Her answer came quickly: "I do not know that my husband is dead. It has
never been verified."
He was tempted again, but only for an instant. "It is an unfortunate
position for you," he replied.
He had intended saying it in a tone of sympathy, but at the moment he saw
Hagar looking up toward them from the abbey, and an involuntary but
ulterior meaning crept into the words. He loved, and he could detect love,
as he thought. He knew by the look that she swept from Hagar to him that
she loved the artist. She was agitated now, and in her agitation began to
pull off her glove. For the moment the situation was his.
"I can understand your being wicked," she said keenly, "but not your being
cowardly. That is and was unpardonable."
"That is and was," he repeated after her. "When was I cowardly?" He was
composed, though there was a low fire in his eyes.
"Then and now."
He understood well. "I, too, was a coward once," he said, looking her
steadily in the eyes, "and that was when I hid from a young girl a
miserable sin of mine. To have spoken would have been better, for I could
but have lost her, as I've lost her now forever."
She was moved, but whether it was with pity or remembrance or reproach he
did not know and never asked, for, looking at her ungloved hand as she
passed it over her eyes wearily, he saw the ring he had given her twelve
years before. He stepped forward quickly with a half smothered cry and
caught her fingers. "You wear my ring!" he said. "Marion, you wear my
ring! You do care for me still?"
She drew her hand away. "No," she said firmly. "No, Mark Telford, I do not
care for you. I have worn this ring as a warning to me--my daily
crucifixion. Read what is inside it."
She drew it off and handed it to him. He took it and read the words,
"You--told--a--lie." This was the bitterest moment in his life. He was
only to know one more bitter, and it would come soon. He weighed the ring
up and down in his palm and laughed a dry, crackling laugh.
"Yes," he said, "you have kept the faith--that you hadn't in me--tolerably
well. A liar, a coward, and one who strikes from behind--that is it, isn't
it? You kept the faith, and I didn't fight the good fight, eh? Well, let
it stand so. Will you permit me to keep this ring? The saint needed it to
remind her to punish the sinner. The sinner would like to keep it now, for
then he would have a hope that the saint would forgive him some day."
The bitterness of his tone was merged at last into a strange tenderness
and hopelessness.
She did not look at him. She did not wish him to see the tears spring
suddenly to her eyes. She brought her voice to a firm quietness. She
thought of the woman, Mrs. Gladney, who was coming; of his child, whom he
did not recognize. She looked down toward the abbey. The girl was walking
there between old Mr. Margrave and Baron. She had once hated both the
woman and the child. She knew that to be true to her blood she ought to
hate them always, but there crept into her heart now a strange feeling of
pity for both. Perhaps the new interest in her life was driving out
hatred. There was something more. The envelope she had found that day on
the moor was addressed to that woman's husband, from whom she had been
separated--no one knew why--for years. What complication and fresh misery
might be here?
"You may keep the ring," she said.
"Thank you," was his reply, and he put it on his finger, looking down at
it with an enigmatical expression. "And is there nothing more?"

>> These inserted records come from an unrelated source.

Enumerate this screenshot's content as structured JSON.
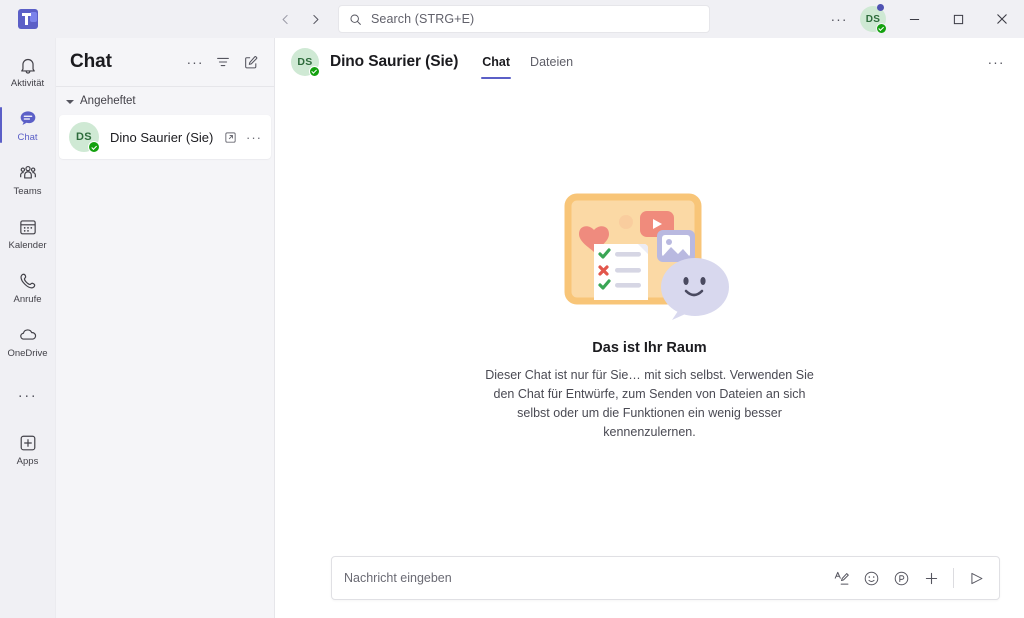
{
  "titlebar": {
    "logo_name": "teams-logo",
    "back_label": "‹",
    "forward_label": "›",
    "search_placeholder": "Search (STRG+E)",
    "more_label": "···",
    "avatar_initials": "DS",
    "minimize_label": "Minimieren",
    "maximize_label": "Maximieren",
    "close_label": "Schließen"
  },
  "rail": {
    "items": [
      {
        "label": "Aktivität",
        "icon": "bell-icon",
        "active": false
      },
      {
        "label": "Chat",
        "icon": "chat-bubble-icon",
        "active": true
      },
      {
        "label": "Teams",
        "icon": "people-icon",
        "active": false
      },
      {
        "label": "Kalender",
        "icon": "calendar-icon",
        "active": false
      },
      {
        "label": "Anrufe",
        "icon": "phone-icon",
        "active": false
      },
      {
        "label": "OneDrive",
        "icon": "cloud-icon",
        "active": false
      }
    ],
    "more_label": "···",
    "apps_label": "Apps"
  },
  "chatlist": {
    "title": "Chat",
    "more_label": "···",
    "filter_icon": "filter-icon",
    "compose_icon": "compose-icon",
    "section_label": "Angeheftet",
    "items": [
      {
        "name": "Dino Saurier (Sie)",
        "initials": "DS",
        "presence": "available",
        "popout_icon": "popout-icon",
        "more_label": "···"
      }
    ]
  },
  "chatheader": {
    "avatar_initials": "DS",
    "title": "Dino Saurier (Sie)",
    "tabs": [
      {
        "label": "Chat",
        "active": true
      },
      {
        "label": "Dateien",
        "active": false
      }
    ],
    "more_label": "···"
  },
  "empty_state": {
    "title": "Das ist Ihr Raum",
    "description": "Dieser Chat ist nur für Sie… mit sich selbst. Verwenden Sie den Chat für Entwürfe, zum Senden von Dateien an sich selbst oder um die Funktionen ein wenig besser kennenzulernen."
  },
  "composer": {
    "placeholder": "Nachricht eingeben",
    "actions": [
      {
        "name": "format-icon",
        "label": "Format"
      },
      {
        "name": "emoji-icon",
        "label": "Emoji"
      },
      {
        "name": "giphy-icon",
        "label": "Giphy"
      },
      {
        "name": "plus-icon",
        "label": "Mehr"
      },
      {
        "name": "send-icon",
        "label": "Senden"
      }
    ]
  },
  "colors": {
    "accent": "#5b5fc7",
    "presence_available": "#13a10e",
    "avatar_bg": "#cfe9d4",
    "avatar_fg": "#2d6b3b",
    "notification_dot": "#4f52b2",
    "illustration_board": "#fbd9a5",
    "illustration_board_border": "#f7bf72",
    "illustration_heart": "#ef8b7e",
    "illustration_bubble": "#d8d8ee"
  }
}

She willfully misconstrued his question. She took the torn pieces of
envelope from her pocket and handed them to him. "These are yours," she
said.
He raised his eyebrows. "Thank you again. But I do not see their value.
One could almost think you were a detective, you are so armed."
"Who is he? What is he to you?" she asked.
"He is an unlucky man, like myself, and my best friend. He helped me out
of battle, murder and sudden death more than once, and we shared the same
blanket times without number."
"Where is he now?" she said in a whisper, not daring to look at him lest
she should show how disturbed she was.
"He is in a hospital in New York."
"Has he no friends?"
"Do I count as nothing at all?"
"I mean no others--no wife or family?"
"He has a wife, and she has a daughter. That is all I know. They have been
parted through some cause. Why do you ask? Do you know him?"
"No, I do not know him."
Do you know the wife? Please tell me, for at his request I am trying to
find her, and I have failed."
"Yes, I know her," she said painfully and slowly. "You need search no
longer. She will be at your hotel to-night."
He started. Then he said: "I'm glad of that. How did you come to know? Are
you friends?"
Though her face was turned from him resolutely, he saw a flush creep up
her neck to her hair.
"We are not friends," she said vaguely. "But I know that she is coming to
see her daughter."
"Who is her daughter?"
She raised her parasol toward the spot where Mildred Margrave stood and
said, "That is her daughter."
"Miss Margrave? Why has she a different name?"
"Let Mrs. Gladney explain that to you. Do not make yourself known to the
daughter till you see her mother. Believe me, it will be better for the
daughter's sake."
She now turned and looked at him with a pity through which trembled
something like a troubled fear. "You asked me to forgive you," she said.
"Good-bye. Mark Telford, I do forgive you." She held out her hand. He took
it, shaking his head a little over it, but said no word.
"We had better part here and meet no more," she added.
"Pardon, but banishment," he said as he let her hand go.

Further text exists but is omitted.